À Bouillon, Chiny et Florenville, l’alcool sera (théoriquement) interdit dans les camps de jeunes cet été, sur base d’un règlement communal. Rappelez-vous, en 2017 déjà, une photo de nombreuses bouteilles vides jonchant le sol d’un camp dans notre province avait fait le tour de la toile. La situation n’a pas évolué. Ainsi la zone de police est intervenue une quarantaine de fois à Florenville la saison passée, dressant le constat que quasi tous ces incidents avaient pour cause l’alcool. Cette tolérance zéro qui passe si mal en Flandre, chez les ministres concernés et auprès des fédérations de mouvements de jeunesse, n’a qu’un but : éviter les abus et dérapages. « Demander le plus pour obtenir le moins » n’a jamais eu autant de sens.

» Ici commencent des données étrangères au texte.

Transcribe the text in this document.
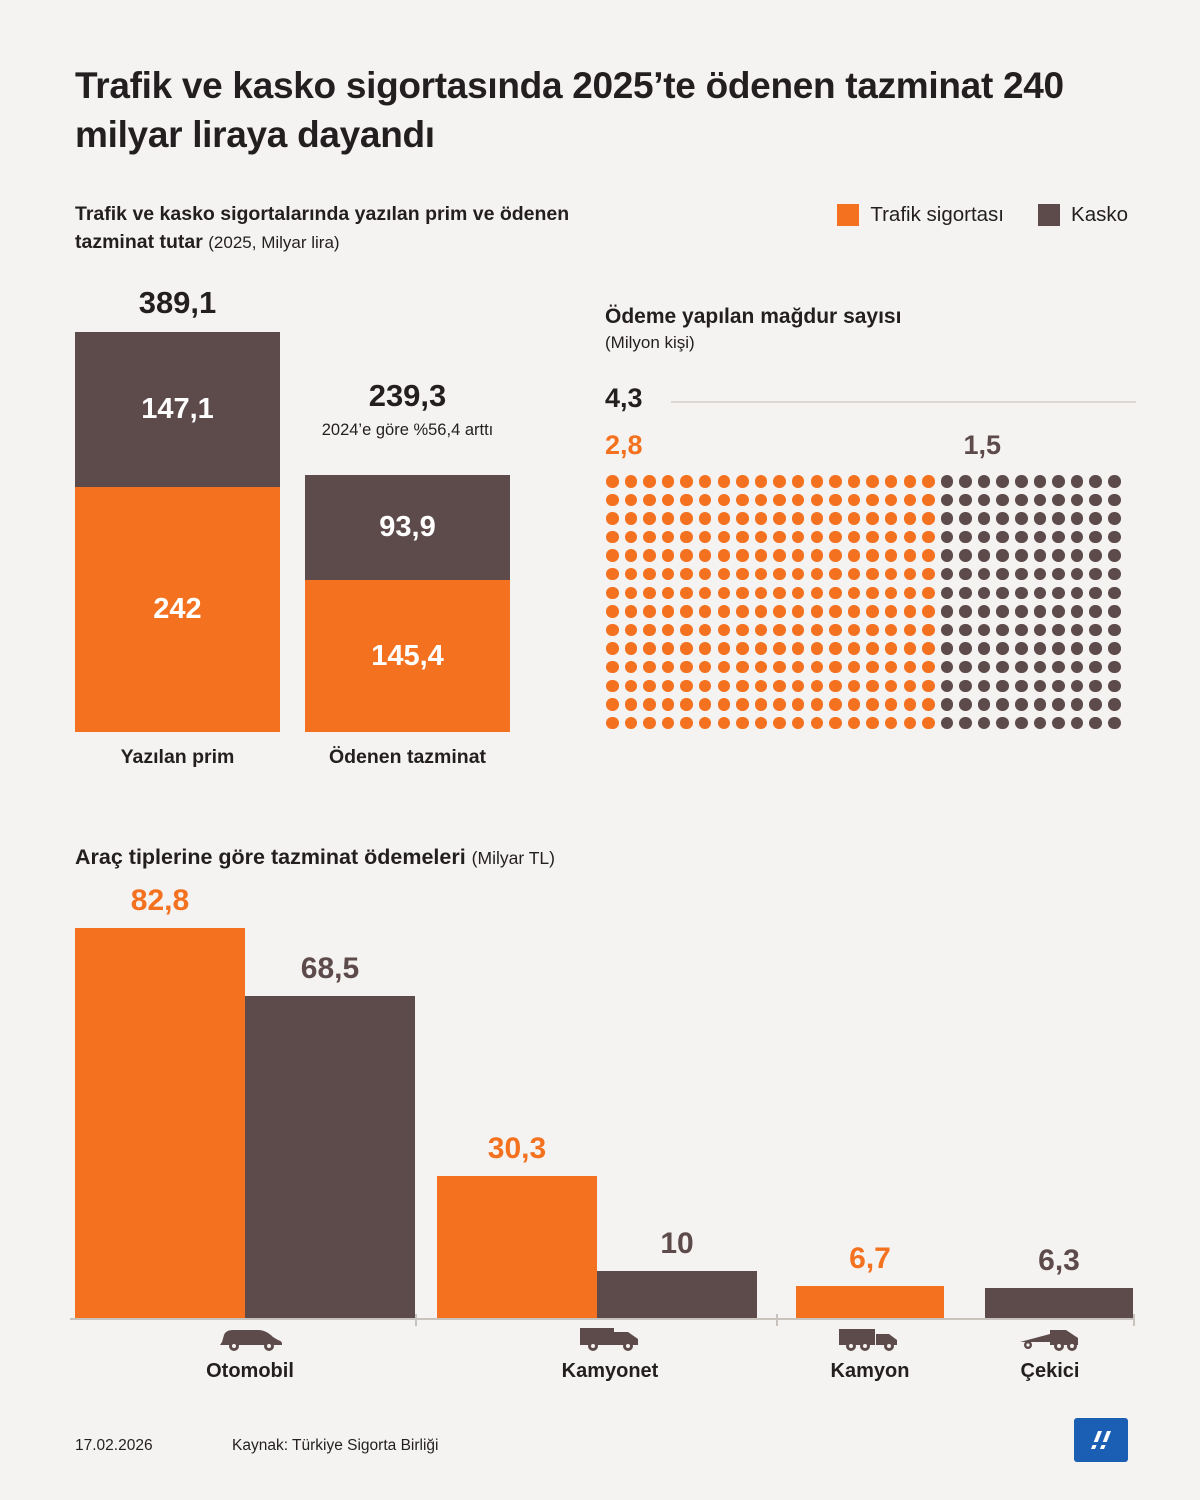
Trafik ve kasko sigortasında 2025’te ödenen tazminat 240 milyar liraya dayandı
Trafik ve kasko sigortalarında yazılan prim ve ödenen tazminat tutar (2025, Milyar lira)
Trafik sigortası	Kasko
389,1
147,1
242
Yazılan prim
239,3
2024’e göre %56,4 arttı
93,9
145,4
Ödenen tazminat
Ödeme yapılan mağdur sayısı
(Milyon kişi)
4,3
2,8	1,5
Araç tiplerine göre tazminat ödemeleri (Milyar TL)
82,8
68,5
30,3
10	6,7	6,3
Otomobil	Kamyonet	Kamyon	Çekici
17.02.2026	Kaynak: Türkiye Sigorta Birliği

Décréter la tolérance zéro marque les esprits et fixe des balises. Si placer des limites de consommation ne rimait à rien, personne ne condamnera jamais des jeunes chefs qui sirotent deux bières en fin de journée, lorsque les enfants dorment en sécurité. Les policiers ne débarqueront pas sans crier gare pour une perquisition dans la tente commune (oui, c’est légal). En définitive, rien ne changera sur le terrain et dans la pratique pour tous les -nombreux – camps qui se passaient bien. Par contre, l’épée de Damoclès pend au-dessus des partisans des excès. Et c’est très bien comme ça.